Failover firewall setup
For the failover function to work properly, you must configure the firewalls in the right way, and connect them correctly. Here is a short guide on how to do this.
Create a new failover team
To create a new failover team, you must initiate the two firewalls in different ways. The first firewall is made a member of the team by web interface configuration, the second is added to the team by means of connecting to it via the serial cable.
Firewall 1
The following procedure will produce a correctly configured firewall 1 team member:
Go to the Failover Settings page and select the interface which should be directly connected to the other firewall as Dedicated interface to use. Check the Dedicated network to see that it doesn't clash with any of your internal networks.
Press the Create new team button to create a new failover team with this firewall as its first member. This will cause a reboot.
Firewall 2
To make firewall 2 (the standby unit) a member of the failover team, you have to connect to it using the serial cable. See chapter 3, Installing Ingate Firewall, for a thorough description on how to do this.
Log on from your terminal as admin and select 3. Become a failover team member. Select the same interface as was selected as Dedicated interface for firewall 1. All existing configuration will be removed and the firewall will reboot. It will then obtain its configuration from firewall 1.
Connecting the firewalls
After installing the firewalls, you must also connect them properly. They must be located close to each other, as they will be connected in parallel to all networks.
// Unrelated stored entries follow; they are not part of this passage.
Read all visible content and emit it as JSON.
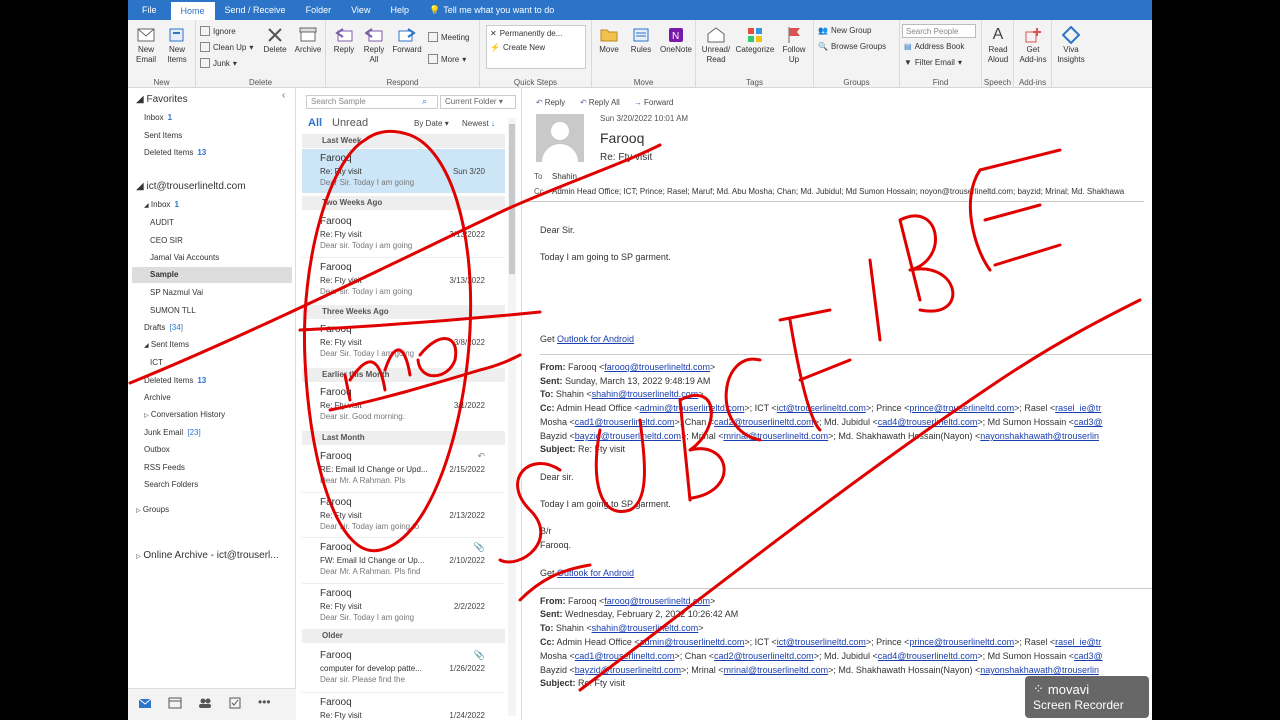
{
  "ribbon_tabs": [
    "File",
    "Home",
    "Send / Receive",
    "Folder",
    "View",
    "Help",
    "Tell me what you want to do"
  ],
  "ribbon": {
    "new_email": "New\nEmail",
    "new_items": "New\nItems",
    "ignore": "Ignore",
    "clean_up": "Clean Up",
    "junk": "Junk",
    "delete": "Delete",
    "archive": "Archive",
    "reply": "Reply",
    "reply_all": "Reply\nAll",
    "forward": "Forward",
    "meeting": "Meeting",
    "more": "More",
    "qs_permanently": "Permanently de...",
    "qs_create_new": "Create New",
    "move": "Move",
    "rules": "Rules",
    "onenote": "OneNote",
    "unread_read": "Unread/\nRead",
    "categorize": "Categorize",
    "follow_up": "Follow\nUp",
    "new_group": "New Group",
    "browse_groups": "Browse Groups",
    "search_people": "Search People",
    "address_book": "Address Book",
    "filter_email": "Filter Email",
    "read_aloud": "Read\nAloud",
    "get_addins": "Get\nAdd-ins",
    "viva_insights": "Viva\nInsights",
    "groups": {
      "new": "New",
      "delete": "Delete",
      "respond": "Respond",
      "quick_steps": "Quick Steps",
      "move": "Move",
      "tags": "Tags",
      "groups": "Groups",
      "find": "Find",
      "speech": "Speech",
      "addins": "Add-ins"
    }
  },
  "folders": {
    "favorites": "Favorites",
    "fav_inbox": "Inbox",
    "fav_inbox_count": "1",
    "fav_sent": "Sent Items",
    "fav_deleted": "Deleted Items",
    "fav_deleted_count": "13",
    "account": "ict@trouserlineltd.com",
    "inbox": "Inbox",
    "inbox_count": "1",
    "audit": "AUDIT",
    "ceo": "CEO SIR",
    "jamal": "Jamal  Vai Accounts",
    "sample": "Sample",
    "sp_nazmul": "SP Nazmul Vai",
    "sumon": "SUMON TLL",
    "drafts": "Drafts",
    "drafts_count": "[34]",
    "sent": "Sent Items",
    "ict": "ICT",
    "deleted": "Deleted Items",
    "deleted_count": "13",
    "archive": "Archive",
    "conversation": "Conversation History",
    "junk": "Junk Email",
    "junk_count": "[23]",
    "outbox": "Outbox",
    "rss": "RSS Feeds",
    "search_folders": "Search Folders",
    "groups": "Groups",
    "online_archive": "Online Archive - ict@trouserl..."
  },
  "list": {
    "search_placeholder": "Search Sample",
    "current_folder": "Current Folder",
    "all": "All",
    "unread": "Unread",
    "by_date": "By Date",
    "newest": "Newest",
    "groups": [
      "Last Week",
      "Two Weeks Ago",
      "Three Weeks Ago",
      "Earlier this Month",
      "Last Month",
      "Older"
    ],
    "messages": [
      {
        "sender": "Farooq",
        "subject": "Re: Fty visit",
        "preview": "Dear Sir.  Today I am going",
        "date": "Sun 3/20"
      },
      {
        "sender": "Farooq",
        "subject": "Re: Fty visit",
        "preview": "Dear sir.  Today i am going",
        "date": "3/13/2022"
      },
      {
        "sender": "Farooq",
        "subject": "Re: Fty visit",
        "preview": "Dear sir.  Today  i am going",
        "date": "3/13/2022"
      },
      {
        "sender": "Farooq",
        "subject": "Re: Fty visit",
        "preview": "Dear Sir.  Today I am going",
        "date": "3/8/2022"
      },
      {
        "sender": "Farooq",
        "subject": "Re: Fty visit",
        "preview": "Dear sir.  Good morning.",
        "date": "3/1/2022"
      },
      {
        "sender": "Farooq",
        "subject": "RE: Email Id Change or Upd...",
        "preview": "Dear Mr. A Rahman.   Pls",
        "date": "2/15/2022"
      },
      {
        "sender": "Farooq",
        "subject": "Re: Fty visit",
        "preview": "Dear sir.  Today iam going to",
        "date": "2/13/2022"
      },
      {
        "sender": "Farooq",
        "subject": "FW: Email Id Change or Up...",
        "preview": "Dear Mr. A Rahman.   Pls find",
        "date": "2/10/2022"
      },
      {
        "sender": "Farooq",
        "subject": "Re: Fty visit",
        "preview": "Dear Sir.  Today I am going",
        "date": "2/2/2022"
      },
      {
        "sender": "Farooq",
        "subject": "computer for develop patte...",
        "preview": "Dear sir.  Please find the",
        "date": "1/26/2022"
      },
      {
        "sender": "Farooq",
        "subject": "Re: Fty visit",
        "preview": "",
        "date": "1/24/2022"
      }
    ]
  },
  "reader": {
    "reply": "Reply",
    "reply_all": "Reply All",
    "forward": "Forward",
    "date": "Sun 3/20/2022 10:01 AM",
    "sender": "Farooq",
    "subject": "Re: Fty visit",
    "to_label": "To",
    "to": "Shahin",
    "cc_label": "Cc",
    "cc": "Admin Head Office; ICT; Prince; Rasel; Maruf; Md. Abu Mosha; Chan; Md. Jubidul; Md Sumon Hossain; noyon@trouserlineltd.com; bayzid; Mrinal; Md. Shakhawa",
    "greeting": "Dear Sir.",
    "line1": "Today I am going to SP garment.",
    "get_outlook": "Get ",
    "outlook_android": "Outlook for Android",
    "q1": {
      "from_label": "From:",
      "from": " Farooq <",
      "from_email": "farooq@trouserlineltd.com",
      "from_end": ">",
      "sent_label": "Sent:",
      "sent": " Sunday, March 13, 2022 9:48:19 AM",
      "to_label": "To:",
      "to": " Shahin <",
      "to_email": "shahin@trouserlineltd.com",
      "to_end": ">",
      "cc_label": "Cc:",
      "cc1": " Admin Head Office <",
      "cc1_email": "admin@trouserlineltd.com",
      "cc1_rest": ">; ICT <",
      "cc2_email": "ict@trouserlineltd.com",
      "cc2_rest": ">; Prince <",
      "cc3_email": "prince@trouserlineltd.com",
      "cc3_rest": ">; Rasel <",
      "cc4_email": "rasel_ie@tr",
      "line2a": "Mosha <",
      "line2_e1": "cad1@trouserlineltd.com",
      "line2b": ">; Chan <",
      "line2_e2": "cad2@trouserlineltd.com",
      "line2c": ">; Md. Jubidul <",
      "line2_e3": "cad4@trouserlineltd.com",
      "line2d": ">; Md Sumon Hossain <",
      "line2_e4": "cad3@",
      "line3a": "Bayzid <",
      "line3_e1": "bayzid@trouserlineltd.com",
      "line3b": ">; Mrinal <",
      "line3_e2": "mrinal@trouserlineltd.com",
      "line3c": ">; Md. Shakhawath Hossain(Nayon) <",
      "line3_e3": "nayonshakhawath@trouserlin",
      "subject_label": "Subject:",
      "subject": " Re: Fty visit",
      "greeting": "Dear sir.",
      "line1": "Today I am going to SP garment.",
      "br": "B/r",
      "name": "Farooq."
    },
    "q2": {
      "from_label": "From:",
      "from": " Farooq <",
      "from_email": "farooq@trouserlineltd.com",
      "from_end": ">",
      "sent_label": "Sent:",
      "sent": " Wednesday, February 2, 2022 10:26:42 AM",
      "to_label": "To:",
      "to": " Shahin <",
      "to_email": "shahin@trouserlineltd.com",
      "to_end": ">",
      "cc_label": "Cc:",
      "cc1": " Admin Head Office <",
      "cc1_email": "admin@trouserlineltd.com",
      "cc1_rest": ">; ICT <",
      "cc2_email": "ict@trouserlineltd.com",
      "cc2_rest": ">; Prince <",
      "cc3_email": "prince@trouserlineltd.com",
      "cc3_rest": ">; Rasel <",
      "cc4_email": "rasel_ie@tr",
      "line2a": "Mosha <",
      "line2_e1": "cad1@trouserlineltd.com",
      "line2b": ">; Chan <",
      "line2_e2": "cad2@trouserlineltd.com",
      "line2c": ">; Md. Jubidul <",
      "line2_e3": "cad4@trouserlineltd.com",
      "line2d": ">; Md Sumon Hossain <",
      "line2_e4": "cad3@",
      "line3a": "Bayzid <",
      "line3_e1": "bayzid@trouserlineltd.com",
      "line3b": ">; Mrinal <",
      "line3_e2": "mrinal@trouserlineltd.com",
      "line3c": ">; Md. Shakhawath Hossain(Nayon) <",
      "line3_e3": "nayonshakhawath@trouserlin",
      "subject_label": "Subject:",
      "subject": " Re: Fty visit"
    }
  },
  "watermark": {
    "brand": "movavi",
    "product": "Screen Recorder"
  },
  "colors": {
    "accent": "#2b74c7",
    "annotation": "#e00000",
    "selected": "#cde6f7"
  }
}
The interface on firewall 1 which was reserved for failover should be connected to the corresponding interface on firewall 2 using a crossover TP cable. If you for example selected eth2 as the Dedicated interface to use, you should connect eth2 on firewall 1 with eth2 on firewall 2.
The other interfaces should be connected in parallel to the networks on which the firewall should operate. If you configured eth0 to be on the Inside and eth1 on the Outside, both eth0 interfaces should be connected to the local network and both eth1 interfaces to the Internet network. You can't have a router between any pair of interfaces; they must be located on the same logical IP network.